Kamis, 15 November 2012

Sihir Kata Sanie B.Kuncoro


Buku setebal dua sentimeter, bergambar sampul awan, burung berbulu merah biru coklat dan rumpun bunga ini kutimang-timang.*) Kadang kubuka lagi halamannya secara acak, kubaca beberapa paragrafnya, dan mataku terasa panas lagi.

Entah apa yang sedang dirasakan oleh Sanie B.Kuncoro ketika menulis novel dengan judul "Memilikimu" ini. Sungguh, karya penulis asal Solo sanggup mengaduk-aduk perasaanku. Seperti menyihir dan memaksaku untuk berkali-kali menghapus airmata sepanjang membaca novel ini. Bukan sekali!
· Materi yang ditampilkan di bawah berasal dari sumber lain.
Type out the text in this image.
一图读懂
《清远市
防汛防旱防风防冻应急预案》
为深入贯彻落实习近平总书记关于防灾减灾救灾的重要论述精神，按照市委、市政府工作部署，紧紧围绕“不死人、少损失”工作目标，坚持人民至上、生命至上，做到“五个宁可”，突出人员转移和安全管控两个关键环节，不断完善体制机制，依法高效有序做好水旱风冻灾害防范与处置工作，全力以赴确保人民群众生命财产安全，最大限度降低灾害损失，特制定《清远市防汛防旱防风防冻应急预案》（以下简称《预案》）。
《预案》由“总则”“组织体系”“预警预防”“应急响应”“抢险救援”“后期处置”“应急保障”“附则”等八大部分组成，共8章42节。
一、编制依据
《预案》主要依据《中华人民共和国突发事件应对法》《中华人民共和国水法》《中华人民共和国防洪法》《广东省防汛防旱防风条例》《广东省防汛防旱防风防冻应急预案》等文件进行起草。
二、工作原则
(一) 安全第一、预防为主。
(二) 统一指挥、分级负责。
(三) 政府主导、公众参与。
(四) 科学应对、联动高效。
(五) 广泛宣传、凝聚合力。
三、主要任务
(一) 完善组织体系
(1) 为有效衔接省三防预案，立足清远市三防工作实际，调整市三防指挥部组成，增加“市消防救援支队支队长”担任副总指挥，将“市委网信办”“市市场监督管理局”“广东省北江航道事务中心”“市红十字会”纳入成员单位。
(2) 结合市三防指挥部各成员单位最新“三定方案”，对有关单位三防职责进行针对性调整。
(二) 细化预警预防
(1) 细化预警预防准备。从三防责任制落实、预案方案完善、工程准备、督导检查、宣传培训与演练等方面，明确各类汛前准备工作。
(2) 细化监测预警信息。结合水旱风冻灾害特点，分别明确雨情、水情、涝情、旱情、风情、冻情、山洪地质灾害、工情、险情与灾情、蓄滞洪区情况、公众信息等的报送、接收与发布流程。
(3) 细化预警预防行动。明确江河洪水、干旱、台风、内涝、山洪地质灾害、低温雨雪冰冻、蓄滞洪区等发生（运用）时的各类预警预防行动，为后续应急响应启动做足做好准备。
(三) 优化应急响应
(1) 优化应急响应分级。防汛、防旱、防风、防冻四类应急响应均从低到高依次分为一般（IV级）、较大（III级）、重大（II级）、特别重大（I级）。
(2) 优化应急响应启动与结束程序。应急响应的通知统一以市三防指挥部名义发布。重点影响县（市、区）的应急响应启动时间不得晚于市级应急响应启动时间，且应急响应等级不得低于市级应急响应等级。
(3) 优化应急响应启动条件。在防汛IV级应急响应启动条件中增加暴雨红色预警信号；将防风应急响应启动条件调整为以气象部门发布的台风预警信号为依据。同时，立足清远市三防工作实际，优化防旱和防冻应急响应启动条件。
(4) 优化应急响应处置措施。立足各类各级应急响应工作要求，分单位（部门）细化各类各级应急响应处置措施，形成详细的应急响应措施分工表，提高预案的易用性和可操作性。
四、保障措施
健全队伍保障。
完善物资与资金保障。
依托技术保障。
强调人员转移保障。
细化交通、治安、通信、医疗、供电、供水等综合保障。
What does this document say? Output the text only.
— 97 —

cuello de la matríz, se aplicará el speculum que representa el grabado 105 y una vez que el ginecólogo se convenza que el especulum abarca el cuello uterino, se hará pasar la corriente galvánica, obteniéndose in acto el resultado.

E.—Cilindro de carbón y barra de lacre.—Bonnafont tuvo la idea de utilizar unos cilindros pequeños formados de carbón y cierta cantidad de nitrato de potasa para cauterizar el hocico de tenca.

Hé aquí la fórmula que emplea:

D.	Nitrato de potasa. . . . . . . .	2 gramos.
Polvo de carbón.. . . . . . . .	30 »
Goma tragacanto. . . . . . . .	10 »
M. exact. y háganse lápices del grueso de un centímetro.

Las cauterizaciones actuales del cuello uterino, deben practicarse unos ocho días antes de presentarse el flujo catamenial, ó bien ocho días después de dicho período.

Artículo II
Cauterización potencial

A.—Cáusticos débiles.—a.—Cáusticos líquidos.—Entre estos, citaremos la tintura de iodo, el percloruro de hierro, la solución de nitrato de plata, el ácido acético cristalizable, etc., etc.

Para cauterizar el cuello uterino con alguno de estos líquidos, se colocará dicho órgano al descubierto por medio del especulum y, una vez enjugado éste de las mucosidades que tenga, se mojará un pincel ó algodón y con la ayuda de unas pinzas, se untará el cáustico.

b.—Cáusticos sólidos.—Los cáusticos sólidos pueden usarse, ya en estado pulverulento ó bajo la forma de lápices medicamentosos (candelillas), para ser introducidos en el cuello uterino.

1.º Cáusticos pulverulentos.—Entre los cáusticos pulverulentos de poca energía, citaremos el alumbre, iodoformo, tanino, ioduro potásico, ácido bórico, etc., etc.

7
Bahkan ketika untuk kedua kalinya aku mengulang membacanya, aku masih "mbrebes mili" mengikuti alur kata-kata dalam cerita yang mengharu biru.

Bicara soal isi cerita, sebenarnya tidaklah berbeda dengan beberapa novel lainnya. Inti cerita adalah tentang cinta dan pengkhianatan, meskipun pengkhianatan dalam cerita ini bukanlah sesuatu yang sangat "hitam". Melainkan untuk suatu alasan yang bisa dipahami dengan perasaan, bukan dengan logika.

Garis cerita seperti itu dituturkan dengan cara yang sangat halus oleh mbak Sanie. (Mungkinkah karena dia seorang perempuan dan bersinggungan dengan kota Solo yang dikenal dengan kehalusan tuturnya?). Kelembutan kata dalam novel ini, bagiku sangat menghanyutkan. Kadang menimbulkan rasa mencekam, mengiris hati, dan akhirnya mendesak hingga mengalirkan air mata. Seakan aku benar-benar bisa merasakan kesakitan hati Samara yang dikhianati oleh suaminya. Aku bisa larut dalam ambigu Anom ; antara keinginan hati dan menjaga janjinya pada Samara.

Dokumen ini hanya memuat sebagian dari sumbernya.